Deep Q Network (DQN) algorithm.

Paper: https://arxiv.org/abs/1312.5602

Parameters
  • env – The environment to be used.

  • save_model_path – The path to save the model.

  • log_path – The path to save the log.

  • load_trained – Whether to load a trained model.

  • config_file_pkg – The package where the config file is located. Default: frobs_rl.

  • config_filename – The name of the config file. Default: dqn_config.yaml.

  • ns – The namespace of the ROS parameters. Default: “/”.

check_env() bool

Use the stable-baselines check_env method to check the environment.

Returns

True if the environment is correct, False otherwise.

Return type

bool

close_env() bool

Use the env close method to close the environment.

Returns

True if the environment was closed, False otherwise.

Return type

bool

predict(observation, state=None, mask=None, deterministic=False)

Get the current action based on the observation, state or mask

Parameters
  • observation (ndarray) – The enviroment observation

  • state (ndarray) – The previous states of the enviroment, used in recurrent policies.

  • mask (ndarray) – The mask of the last states, used in recurrent policies.

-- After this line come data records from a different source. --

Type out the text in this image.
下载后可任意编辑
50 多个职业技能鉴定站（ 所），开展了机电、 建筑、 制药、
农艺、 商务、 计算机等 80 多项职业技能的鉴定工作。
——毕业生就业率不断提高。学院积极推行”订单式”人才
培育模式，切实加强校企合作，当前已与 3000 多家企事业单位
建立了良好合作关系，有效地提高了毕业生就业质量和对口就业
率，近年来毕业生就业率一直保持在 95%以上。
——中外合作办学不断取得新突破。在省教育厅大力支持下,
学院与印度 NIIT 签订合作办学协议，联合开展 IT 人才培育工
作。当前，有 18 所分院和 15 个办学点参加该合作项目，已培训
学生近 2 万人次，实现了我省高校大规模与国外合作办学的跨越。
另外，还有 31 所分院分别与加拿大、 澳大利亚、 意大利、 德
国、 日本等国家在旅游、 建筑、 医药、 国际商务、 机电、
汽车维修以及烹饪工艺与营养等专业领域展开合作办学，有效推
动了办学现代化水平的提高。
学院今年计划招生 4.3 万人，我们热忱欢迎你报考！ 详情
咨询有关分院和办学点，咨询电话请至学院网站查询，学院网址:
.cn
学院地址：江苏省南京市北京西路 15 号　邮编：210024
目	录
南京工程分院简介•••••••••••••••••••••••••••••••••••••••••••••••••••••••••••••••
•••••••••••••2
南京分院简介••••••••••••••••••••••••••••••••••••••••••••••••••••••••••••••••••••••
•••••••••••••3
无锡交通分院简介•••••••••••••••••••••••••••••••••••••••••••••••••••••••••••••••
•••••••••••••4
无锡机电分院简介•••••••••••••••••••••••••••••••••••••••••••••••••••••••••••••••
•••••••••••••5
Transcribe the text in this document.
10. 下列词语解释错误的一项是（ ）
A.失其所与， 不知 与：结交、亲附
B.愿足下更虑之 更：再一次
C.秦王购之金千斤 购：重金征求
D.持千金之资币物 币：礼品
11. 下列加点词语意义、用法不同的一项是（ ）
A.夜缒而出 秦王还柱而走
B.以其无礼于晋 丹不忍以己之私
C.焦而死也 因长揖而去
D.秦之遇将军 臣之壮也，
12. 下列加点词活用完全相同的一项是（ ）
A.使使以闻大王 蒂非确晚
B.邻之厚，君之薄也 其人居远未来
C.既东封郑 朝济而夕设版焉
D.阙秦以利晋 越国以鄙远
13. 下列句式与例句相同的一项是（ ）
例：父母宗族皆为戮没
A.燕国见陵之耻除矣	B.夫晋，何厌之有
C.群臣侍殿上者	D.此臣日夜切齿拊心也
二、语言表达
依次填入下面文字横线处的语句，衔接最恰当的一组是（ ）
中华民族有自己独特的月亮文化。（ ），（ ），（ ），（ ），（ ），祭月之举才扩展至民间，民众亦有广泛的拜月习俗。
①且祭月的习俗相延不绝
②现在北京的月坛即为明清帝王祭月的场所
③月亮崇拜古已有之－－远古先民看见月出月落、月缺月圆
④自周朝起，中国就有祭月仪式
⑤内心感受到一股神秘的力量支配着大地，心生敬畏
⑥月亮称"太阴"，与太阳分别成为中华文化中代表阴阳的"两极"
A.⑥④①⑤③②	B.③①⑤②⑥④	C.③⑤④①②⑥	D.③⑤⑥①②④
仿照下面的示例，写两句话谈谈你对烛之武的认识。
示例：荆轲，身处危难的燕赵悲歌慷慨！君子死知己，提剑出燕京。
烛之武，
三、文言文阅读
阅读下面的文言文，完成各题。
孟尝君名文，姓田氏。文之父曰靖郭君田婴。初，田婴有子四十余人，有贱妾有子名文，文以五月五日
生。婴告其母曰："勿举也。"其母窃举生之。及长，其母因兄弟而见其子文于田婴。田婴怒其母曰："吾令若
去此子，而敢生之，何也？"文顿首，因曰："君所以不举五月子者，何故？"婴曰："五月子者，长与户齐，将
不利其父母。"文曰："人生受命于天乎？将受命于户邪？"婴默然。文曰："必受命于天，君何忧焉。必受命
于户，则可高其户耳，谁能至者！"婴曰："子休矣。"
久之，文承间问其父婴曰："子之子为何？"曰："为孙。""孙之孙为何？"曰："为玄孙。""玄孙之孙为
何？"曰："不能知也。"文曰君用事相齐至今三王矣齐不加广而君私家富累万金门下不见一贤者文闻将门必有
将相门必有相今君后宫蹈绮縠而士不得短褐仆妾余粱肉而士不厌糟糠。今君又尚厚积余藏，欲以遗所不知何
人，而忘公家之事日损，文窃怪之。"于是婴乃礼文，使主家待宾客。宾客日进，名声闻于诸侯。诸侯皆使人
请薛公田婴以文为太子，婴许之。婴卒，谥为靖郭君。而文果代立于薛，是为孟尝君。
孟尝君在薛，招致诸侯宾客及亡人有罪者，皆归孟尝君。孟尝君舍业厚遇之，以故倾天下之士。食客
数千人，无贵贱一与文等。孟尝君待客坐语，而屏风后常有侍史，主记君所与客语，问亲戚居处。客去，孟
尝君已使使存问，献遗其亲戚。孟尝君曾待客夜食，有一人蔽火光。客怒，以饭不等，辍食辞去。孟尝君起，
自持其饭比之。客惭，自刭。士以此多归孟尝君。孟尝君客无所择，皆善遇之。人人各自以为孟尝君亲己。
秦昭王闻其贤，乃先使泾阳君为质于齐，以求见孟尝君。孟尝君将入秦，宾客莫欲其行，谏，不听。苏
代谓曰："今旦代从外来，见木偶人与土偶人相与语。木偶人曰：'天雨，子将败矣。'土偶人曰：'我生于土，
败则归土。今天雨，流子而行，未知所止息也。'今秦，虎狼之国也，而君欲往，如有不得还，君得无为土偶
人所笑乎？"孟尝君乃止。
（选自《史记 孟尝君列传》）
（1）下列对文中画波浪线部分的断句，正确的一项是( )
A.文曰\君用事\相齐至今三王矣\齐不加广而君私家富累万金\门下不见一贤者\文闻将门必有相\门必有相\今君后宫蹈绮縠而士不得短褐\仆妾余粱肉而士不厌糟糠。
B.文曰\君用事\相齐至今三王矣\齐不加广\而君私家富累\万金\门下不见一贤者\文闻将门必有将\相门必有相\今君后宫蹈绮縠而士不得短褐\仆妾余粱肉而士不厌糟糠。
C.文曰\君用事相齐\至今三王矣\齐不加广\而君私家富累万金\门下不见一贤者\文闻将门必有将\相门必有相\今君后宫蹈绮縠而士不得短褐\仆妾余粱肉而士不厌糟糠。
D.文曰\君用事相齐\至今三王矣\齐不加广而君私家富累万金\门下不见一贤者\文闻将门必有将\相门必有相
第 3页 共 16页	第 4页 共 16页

  • deterministic (bool) – Whether or not to return deterministic actions.

Returns

The action to be taken and the next state(for recurrent policies)

Return type

ndarray, ndarray

save_model() bool

Function to save the model.

Returns

True if the model was saved, False otherwise.

Return type

bool

save_replay_buffer() bool

Funtion to save the replay buffer, to be used the training must be finished or an error will be raised.

Returns

True if the replay buffer was saved, False otherwise.

Return type

bool

set_model_logger() bool

Function to set the logger of the model.

Returns

True if the logger was set, False otherwise.

Return type

bool

train() bool

Function to train the model the number of steps specified in the ROS parameter server. The function will automatically save the model after training.

Returns

True if the training was successful, False otherwise.

Return type

bool

load_trained(env=None)[source]

Load a trained model. Use only with predict function, as the logs will not be saved.

Parameters
  • model_path (str) – The path to the trained model.

  • env (gym.Env) – The environment to be used.

Returns

The trained model.

Return type

frobs_rl.DQN